Comme ses deux compères au sein du mouvement, Taghzout aspire au changement en Algérie. « C’est révoltant de voir comment l’Etat gère les affaires du pays, de voir les mêmes têtes depuis des décennies. Je voudrais qu’on laisse la place aux jeunes», réclame-t-elle.

La faible mobilisation de la société pour réclamer ce changement tant désirée s’explique, pour elle, dans l’éparpillement des forces. « La société est divisée. Nous avons plusieurs petites sociétés : les harragas, les chômeurs, les femmes, les travailleurs, les jeunes, chacun bouge son coté, comme il peut», constate-t-elle.

« A l’université, les gens sont indifférents. Quand on leur parle, ils nous disent qu’ils ne font pas de politique. Ils ne savent même pas que faire une grève est un acte politique en ce sens qu’ils demandent l’annulation d’un décret présidentiel », souligne notre interlocutrice.
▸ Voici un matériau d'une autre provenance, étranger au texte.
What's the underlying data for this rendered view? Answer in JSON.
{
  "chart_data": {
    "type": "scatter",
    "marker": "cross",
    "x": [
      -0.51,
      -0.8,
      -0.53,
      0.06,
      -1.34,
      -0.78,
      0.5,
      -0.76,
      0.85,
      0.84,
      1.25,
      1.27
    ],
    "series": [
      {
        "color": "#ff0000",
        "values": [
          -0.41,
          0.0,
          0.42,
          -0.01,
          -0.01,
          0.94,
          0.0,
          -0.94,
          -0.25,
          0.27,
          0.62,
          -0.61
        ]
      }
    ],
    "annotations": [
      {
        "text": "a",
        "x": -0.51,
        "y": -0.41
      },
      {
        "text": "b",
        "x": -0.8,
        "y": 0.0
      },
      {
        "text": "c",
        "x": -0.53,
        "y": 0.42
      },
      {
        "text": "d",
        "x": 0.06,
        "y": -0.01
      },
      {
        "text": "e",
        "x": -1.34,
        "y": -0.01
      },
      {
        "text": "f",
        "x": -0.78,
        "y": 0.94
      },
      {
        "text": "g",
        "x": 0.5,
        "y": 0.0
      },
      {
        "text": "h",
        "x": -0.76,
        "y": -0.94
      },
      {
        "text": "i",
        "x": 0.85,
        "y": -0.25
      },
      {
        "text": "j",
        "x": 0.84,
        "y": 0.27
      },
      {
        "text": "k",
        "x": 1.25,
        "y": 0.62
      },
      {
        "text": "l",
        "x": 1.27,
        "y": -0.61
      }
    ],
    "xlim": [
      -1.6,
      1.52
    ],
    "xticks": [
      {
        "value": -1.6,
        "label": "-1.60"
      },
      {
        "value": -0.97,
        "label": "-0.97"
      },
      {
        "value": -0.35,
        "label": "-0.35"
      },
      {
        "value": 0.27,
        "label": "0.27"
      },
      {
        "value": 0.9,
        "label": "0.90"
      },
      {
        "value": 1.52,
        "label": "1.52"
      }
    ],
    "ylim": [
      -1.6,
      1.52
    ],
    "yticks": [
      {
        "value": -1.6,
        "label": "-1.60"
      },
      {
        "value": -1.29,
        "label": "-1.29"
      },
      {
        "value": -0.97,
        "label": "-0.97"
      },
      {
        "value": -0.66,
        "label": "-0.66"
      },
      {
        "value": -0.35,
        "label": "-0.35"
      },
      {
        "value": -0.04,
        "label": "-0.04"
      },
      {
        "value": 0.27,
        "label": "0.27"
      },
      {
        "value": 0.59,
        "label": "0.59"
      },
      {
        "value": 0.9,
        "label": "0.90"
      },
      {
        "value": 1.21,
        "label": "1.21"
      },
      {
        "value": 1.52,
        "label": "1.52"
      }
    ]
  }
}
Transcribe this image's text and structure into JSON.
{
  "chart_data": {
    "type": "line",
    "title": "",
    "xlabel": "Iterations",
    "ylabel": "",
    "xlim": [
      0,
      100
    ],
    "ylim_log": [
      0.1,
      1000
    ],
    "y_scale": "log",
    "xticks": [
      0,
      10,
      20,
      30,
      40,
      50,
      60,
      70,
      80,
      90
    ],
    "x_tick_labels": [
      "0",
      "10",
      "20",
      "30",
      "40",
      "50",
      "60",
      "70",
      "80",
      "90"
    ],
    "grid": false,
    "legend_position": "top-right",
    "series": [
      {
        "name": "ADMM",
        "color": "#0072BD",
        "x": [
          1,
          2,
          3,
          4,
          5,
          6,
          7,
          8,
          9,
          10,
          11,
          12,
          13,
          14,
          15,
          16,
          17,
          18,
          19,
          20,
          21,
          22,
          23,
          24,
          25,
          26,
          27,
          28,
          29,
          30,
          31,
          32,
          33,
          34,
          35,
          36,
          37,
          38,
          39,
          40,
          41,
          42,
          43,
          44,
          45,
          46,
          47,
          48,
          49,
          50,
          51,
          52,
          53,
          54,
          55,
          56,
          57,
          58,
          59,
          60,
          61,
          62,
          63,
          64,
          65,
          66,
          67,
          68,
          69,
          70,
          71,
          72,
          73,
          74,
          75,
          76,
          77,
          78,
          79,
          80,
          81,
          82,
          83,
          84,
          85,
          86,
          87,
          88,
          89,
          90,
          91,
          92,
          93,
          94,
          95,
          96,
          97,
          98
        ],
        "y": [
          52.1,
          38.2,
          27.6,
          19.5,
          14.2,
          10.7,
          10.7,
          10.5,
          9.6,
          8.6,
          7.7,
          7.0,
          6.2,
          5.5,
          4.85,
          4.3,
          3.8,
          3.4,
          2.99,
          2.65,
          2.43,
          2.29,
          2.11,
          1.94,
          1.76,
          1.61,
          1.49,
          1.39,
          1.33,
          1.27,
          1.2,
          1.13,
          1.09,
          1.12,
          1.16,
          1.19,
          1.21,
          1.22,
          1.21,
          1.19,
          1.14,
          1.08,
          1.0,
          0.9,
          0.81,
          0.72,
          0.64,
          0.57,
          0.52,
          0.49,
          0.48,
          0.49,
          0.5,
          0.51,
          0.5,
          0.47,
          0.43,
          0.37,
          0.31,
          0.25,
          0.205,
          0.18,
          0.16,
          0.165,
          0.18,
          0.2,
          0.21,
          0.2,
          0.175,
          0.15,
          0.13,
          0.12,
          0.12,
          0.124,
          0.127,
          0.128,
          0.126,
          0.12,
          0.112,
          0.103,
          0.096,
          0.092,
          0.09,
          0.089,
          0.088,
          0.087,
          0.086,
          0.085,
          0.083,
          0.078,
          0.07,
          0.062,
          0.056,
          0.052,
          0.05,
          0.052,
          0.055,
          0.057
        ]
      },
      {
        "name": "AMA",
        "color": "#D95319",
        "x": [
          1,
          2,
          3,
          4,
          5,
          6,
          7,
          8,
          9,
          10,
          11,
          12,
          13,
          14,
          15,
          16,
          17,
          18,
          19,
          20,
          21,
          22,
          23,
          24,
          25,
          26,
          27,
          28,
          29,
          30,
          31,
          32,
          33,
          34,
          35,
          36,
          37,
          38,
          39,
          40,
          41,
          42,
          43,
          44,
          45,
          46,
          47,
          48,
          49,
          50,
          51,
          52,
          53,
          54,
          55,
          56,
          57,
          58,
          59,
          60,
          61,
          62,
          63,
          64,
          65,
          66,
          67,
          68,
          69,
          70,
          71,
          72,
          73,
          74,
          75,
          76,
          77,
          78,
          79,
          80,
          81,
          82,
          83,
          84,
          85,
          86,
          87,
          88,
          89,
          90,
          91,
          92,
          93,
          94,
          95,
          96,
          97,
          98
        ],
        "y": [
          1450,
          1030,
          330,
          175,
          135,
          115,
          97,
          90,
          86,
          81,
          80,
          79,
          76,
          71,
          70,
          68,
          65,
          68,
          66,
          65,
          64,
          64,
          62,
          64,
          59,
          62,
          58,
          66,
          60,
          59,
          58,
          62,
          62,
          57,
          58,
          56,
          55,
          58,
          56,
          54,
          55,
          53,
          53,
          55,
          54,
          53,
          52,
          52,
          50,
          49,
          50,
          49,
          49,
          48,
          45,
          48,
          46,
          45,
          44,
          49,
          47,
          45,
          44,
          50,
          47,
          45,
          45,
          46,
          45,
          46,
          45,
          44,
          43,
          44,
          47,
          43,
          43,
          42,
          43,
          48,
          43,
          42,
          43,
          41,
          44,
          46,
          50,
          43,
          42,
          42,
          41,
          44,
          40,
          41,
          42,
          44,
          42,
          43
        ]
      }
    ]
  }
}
Comment sensibiliser les étudiants ? « On ne leur parle pas politique. Le mot leur fait peur. Alors, on essaie de nous inscrire dans leur démarche, de les encadrer. Ce n’est nullement de la récupération ou de la manipulation, il s’agit de les sensibiliser », affirme Taghzout.

Pour elle le MIJIC se veut un pont. « On essaie de mettre des ponts entre ces segments pour créer une seule société ou tout le monde s’unira. Nous voulons mobiliser toutes les forces, jeunes et moins jeunes, toutes les couches sociales», explique Taghzout.